On the 18th September, 1850, D. Ogden Mills was garnisheed, in the case of Frederick Ogden v. Matthew Keith, as a debtor of said Keith, by the plaintiff. He appeared at the proper term, and was informed by the attorney of the plaintiff, Ogden, that they did not wish to examine him then. He was subsequently informed by Ogden that he did not intend to examine him, and who absolved him from all liabilities connected with the notice served upon him as garnishee. On the 1st of October following, Ogden, the plaintiff, took judgment against Keith, and about the 3d December, 1852, one Presly Dunham took an assignment from Ogden of said judgment against Keith, and on the same day, more than two years after the service of the garnishee upon Mills, said Dunham filed a notice in the District Court, and moved that Mills should show cause why an attachment should not issue against him for failing to answer as garnishee as aforesaid, on the 18th September, 1850, on the notice above stated.
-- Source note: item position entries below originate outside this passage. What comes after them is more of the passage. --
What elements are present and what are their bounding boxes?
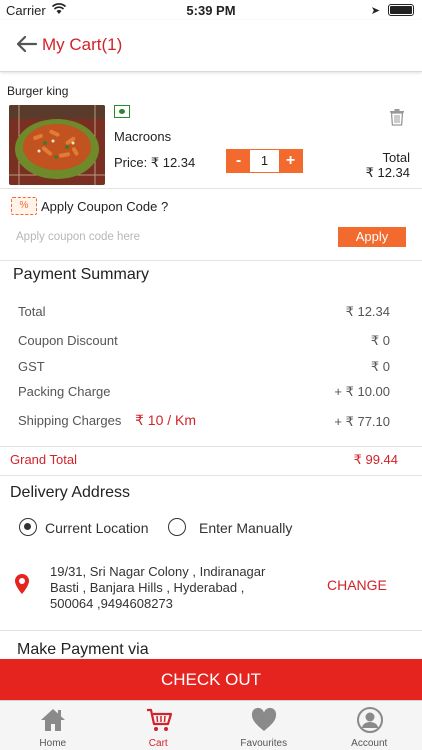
summary-row-value: + ₹ 77.10: [334, 414, 390, 429]
quantity-stepper: - 1 +: [226, 149, 303, 173]
battery-icon: [388, 4, 414, 16]
divider: [0, 260, 422, 261]
status-bar: Carrier 5:39 PM ➤: [0, 0, 422, 20]
tab-favourites-label: Favourites: [240, 738, 288, 749]
item-name: Macroons: [114, 129, 172, 144]
increase-quantity-button[interactable]: +: [279, 150, 302, 172]
item-total-value: ₹ 12.34: [365, 165, 410, 180]
page-title: My Cart(1): [42, 35, 123, 54]
delivery-address-text: 19/31, Sri Nagar Colony , Indiranagar Ba…: [50, 564, 266, 611]
account-icon: [356, 707, 383, 733]
decrease-quantity-button[interactable]: -: [227, 150, 250, 172]
payment-summary-title: Payment Summary: [13, 266, 150, 283]
navigation-bar: My Cart(1): [0, 20, 422, 72]
shipping-rate: ₹ 10 / Km: [135, 412, 197, 428]
summary-row-label: Coupon Discount: [18, 333, 118, 348]
tab-home-label: Home: [39, 738, 67, 749]
change-address-button[interactable]: CHANGE: [327, 577, 387, 593]
delete-item-icon[interactable]: [389, 108, 405, 126]
food-image: [9, 105, 105, 185]
veg-indicator-icon: [114, 105, 130, 118]
tab-cart[interactable]: Cart: [106, 701, 212, 750]
tab-bar: Home Cart Favourites Account: [0, 700, 422, 750]
heart-icon: [251, 707, 277, 731]
tab-cart-label: Cart: [148, 738, 168, 749]
coupon-code-input[interactable]: [16, 228, 316, 246]
summary-row-value: + ₹ 10.00: [334, 384, 390, 399]
home-icon: [41, 709, 65, 731]
current-location-radio[interactable]: [19, 518, 37, 536]
tab-account-label: Account: [351, 738, 388, 749]
divider: [0, 446, 422, 447]
summary-row-label: GST: [18, 359, 45, 374]
location-pin-icon: [15, 574, 29, 594]
quantity-value[interactable]: 1: [250, 150, 279, 172]
store-name: Burger king: [7, 84, 69, 98]
clock: 5:39 PM: [186, 3, 236, 18]
back-arrow-icon[interactable]: [14, 34, 38, 54]
grand-total-value: ₹ 99.44: [353, 452, 398, 467]
summary-row-label: Shipping Charges: [18, 413, 122, 428]
divider: [0, 188, 422, 189]
location-arrow-icon: ➤: [370, 5, 380, 17]
summary-row-value: ₹ 0: [370, 359, 390, 374]
tab-account[interactable]: Account: [317, 701, 422, 750]
summary-row-value: ₹ 0: [370, 333, 390, 348]
enter-manually-label[interactable]: Enter Manually: [199, 520, 292, 536]
apply-coupon-button[interactable]: Apply: [338, 227, 406, 247]
make-payment-title: Make Payment via: [17, 641, 149, 658]
divider: [0, 475, 422, 476]
current-location-label[interactable]: Current Location: [45, 520, 149, 536]
summary-row-value: ₹ 12.34: [345, 304, 390, 319]
cart-icon: [146, 708, 172, 731]
coupon-title: Apply Coupon Code ?: [41, 199, 169, 214]
checkout-button[interactable]: CHECK OUT: [0, 659, 422, 700]
item-total-label: Total: [382, 150, 410, 165]
delivery-address-title: Delivery Address: [10, 484, 131, 501]
divider: [0, 630, 422, 631]
summary-row-label: Packing Charge: [18, 384, 111, 399]
tab-home[interactable]: Home: [0, 701, 106, 750]
coupon-icon: %: [11, 197, 37, 215]
item-price: Price: ₹ 12.34: [114, 155, 196, 170]
summary-row-label: Total: [18, 304, 46, 319]
enter-manually-radio[interactable]: [168, 518, 186, 536]
grand-total-label: Grand Total: [10, 452, 77, 467]
tab-favourites[interactable]: Favourites: [211, 701, 317, 750]
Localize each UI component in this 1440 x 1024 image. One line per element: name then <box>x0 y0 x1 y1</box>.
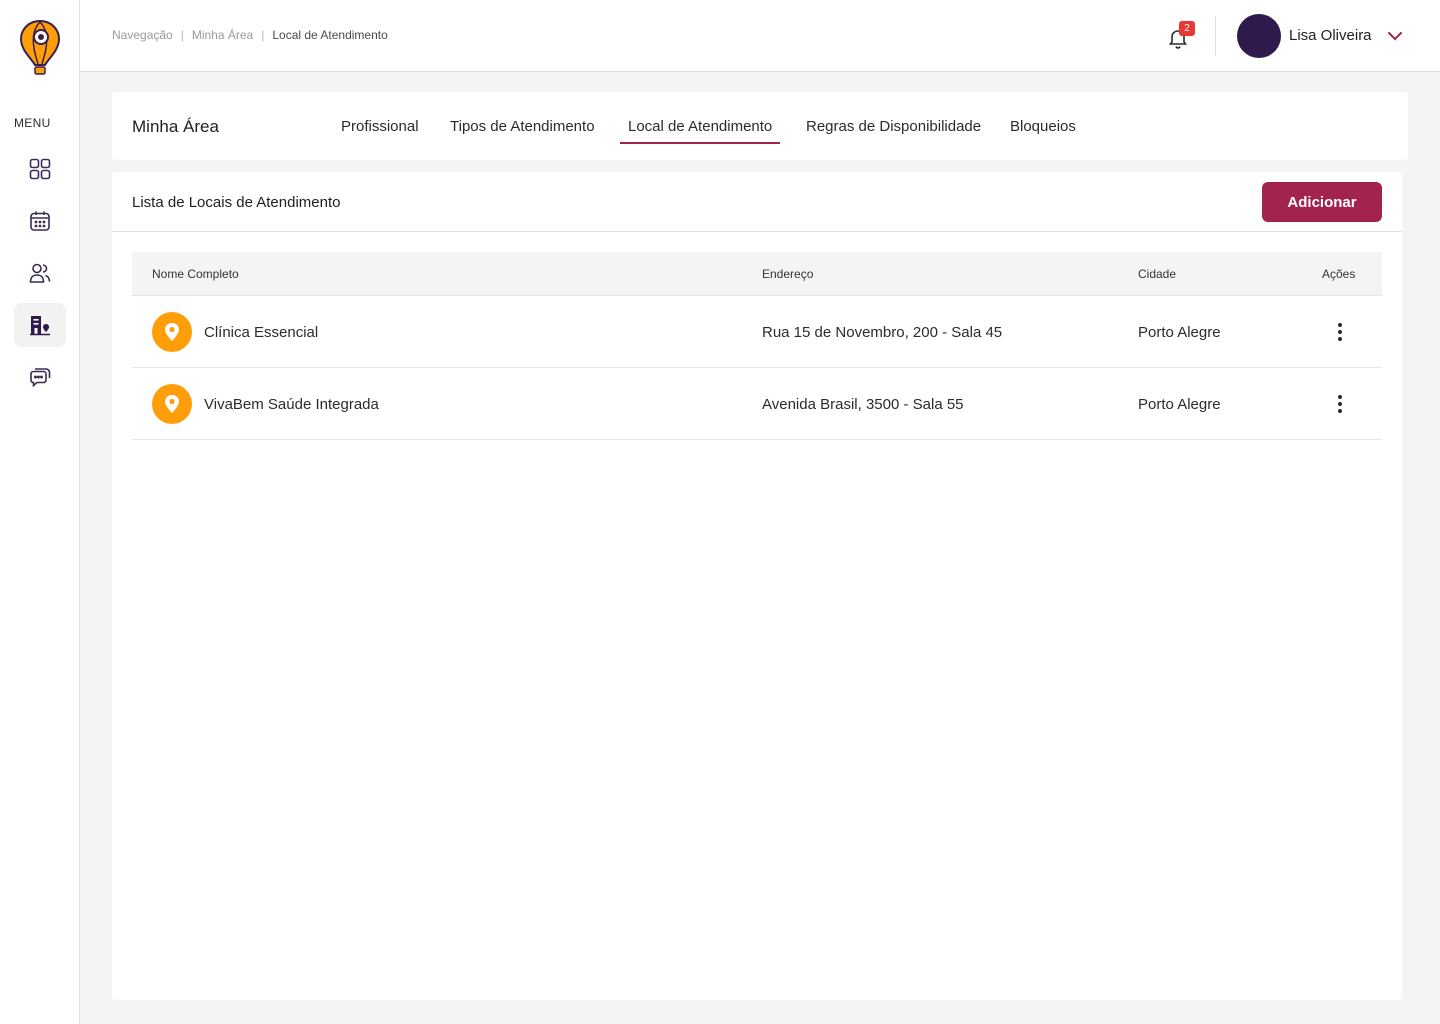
tab-local-de-atendimento[interactable]: Local de Atendimento <box>619 118 781 144</box>
users-icon <box>29 263 51 283</box>
location-name: Clínica Essencial <box>204 324 319 341</box>
location-city: Porto Alegre <box>1138 324 1221 341</box>
location-address: Avenida Brasil, 3500 - Sala 55 <box>762 396 964 413</box>
table-row[interactable]: Clínica Essencial Rua 15 de Novembro, 20… <box>132 296 1382 368</box>
column-header-address: Endereço <box>762 267 814 281</box>
nav-locations[interactable] <box>14 303 66 347</box>
header-divider <box>1215 16 1216 56</box>
more-actions-icon[interactable] <box>1330 318 1350 346</box>
notification-badge: 2 <box>1179 21 1195 36</box>
table-row[interactable]: VivaBem Saúde Integrada Avenida Brasil, … <box>132 368 1382 440</box>
sidebar: MENU <box>0 0 80 1024</box>
chevron-down-icon[interactable] <box>1386 28 1404 44</box>
more-actions-icon[interactable] <box>1330 390 1350 418</box>
breadcrumb-separator: | <box>180 28 184 42</box>
tab-profissional[interactable]: Profissional <box>341 118 419 135</box>
table-header: Nome Completo Endereço Cidade Ações <box>132 252 1382 296</box>
avatar[interactable] <box>1237 14 1281 58</box>
chat-icon <box>30 368 51 388</box>
location-pin-icon <box>152 384 192 424</box>
column-header-city: Cidade <box>1138 267 1177 281</box>
nav-calendar[interactable] <box>14 199 66 243</box>
location-address: Rua 15 de Novembro, 200 - Sala 45 <box>762 324 1003 341</box>
tab-bloqueios[interactable]: Bloqueios <box>1010 118 1076 135</box>
nav-users[interactable] <box>14 251 66 295</box>
add-button[interactable]: Adicionar <box>1262 182 1382 222</box>
user-name[interactable]: Lisa Oliveira <box>1289 27 1372 44</box>
column-header-actions: Ações <box>1322 267 1356 281</box>
breadcrumb: Navegação | Minha Área | Local de Atendi… <box>112 28 388 42</box>
tab-regras-de-disponibilidade[interactable]: Regras de Disponibilidade <box>806 118 981 135</box>
tab-tipos-de-atendimento[interactable]: Tipos de Atendimento <box>450 118 595 135</box>
dashboard-grid-icon <box>29 158 51 180</box>
breadcrumb-current: Local de Atendimento <box>272 28 388 42</box>
column-header-name: Nome Completo <box>152 267 239 281</box>
card-divider <box>112 231 1402 232</box>
location-name: VivaBem Saúde Integrada <box>204 396 379 413</box>
locations-table: Nome Completo Endereço Cidade Ações Clín… <box>132 252 1382 440</box>
tabs-card: Minha Área Profissional Tipos de Atendim… <box>112 92 1408 160</box>
locations-card: Lista de Locais de Atendimento Adicionar… <box>112 172 1402 1000</box>
breadcrumb-minha-area[interactable]: Minha Área <box>192 28 253 42</box>
menu-label: MENU <box>14 116 51 130</box>
nav-chat[interactable] <box>14 355 66 399</box>
calendar-icon <box>30 211 50 231</box>
top-header: Navegação | Minha Área | Local de Atendi… <box>80 0 1440 72</box>
location-pin-icon <box>152 312 192 352</box>
list-title: Lista de Locais de Atendimento <box>132 194 341 211</box>
location-city: Porto Alegre <box>1138 396 1221 413</box>
breadcrumb-separator: | <box>261 28 265 42</box>
page-title: Minha Área <box>132 117 219 136</box>
balloon-logo-icon[interactable] <box>18 18 62 76</box>
breadcrumb-navegacao[interactable]: Navegação <box>112 28 173 42</box>
nav-dashboard[interactable] <box>14 147 66 191</box>
building-location-icon <box>30 316 50 336</box>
On the 4th December, 1852, Mills appeared in Court and filed his affidavit setting forth the above facts, and resisted the application of Dunham, but the Court, after hearing the parties, ordered him to appear before L. Saunders, Jr., as referee, and answer on the original garnishee, to which order Mills excepted.
Mills afterwards appeared before Saunders, the referee, and denied that he owed said Keith anything at the time of the service of the garnishee, or at any future time, and denied all responsibility in the premises.
Dunham then appeared before the Court, and moved that an issue be formed between himself and Mills, garnishee, which the Court overruled, and Dunham excepted.
JUDGES: Heydenfeldt, Justice, delivered the opinion of the Court. Wells, Justice, concurred.
Where a garnishee, in discharge of a rule, answers, under oath, that he was released by the plaintiff from his obligation to answer, and that the plaintiff had abandoned his examination, he should be discharged by the Court without further delay, unless his answer is controverted by the affidavit of the plaintiff.
And while a party is garnisheed to answer on a certain day, and appears, and the summoning party declines, or is not prepared to take his answer, and a term elapses without any action on the garnishment, the summons is discontinued, and the party discharged from liability to answer. This rule results from the peculiar relationship of the garnishee to the action. He at first partakes more of the character of a witness than a party; and as well might a witness be expected forever to appear because of one summons for a certain day. The business relations of men, who thus become incidentally connected with the litigation of others, cannot be allowed to be indefinitely suspended on account of the gross laches of those others.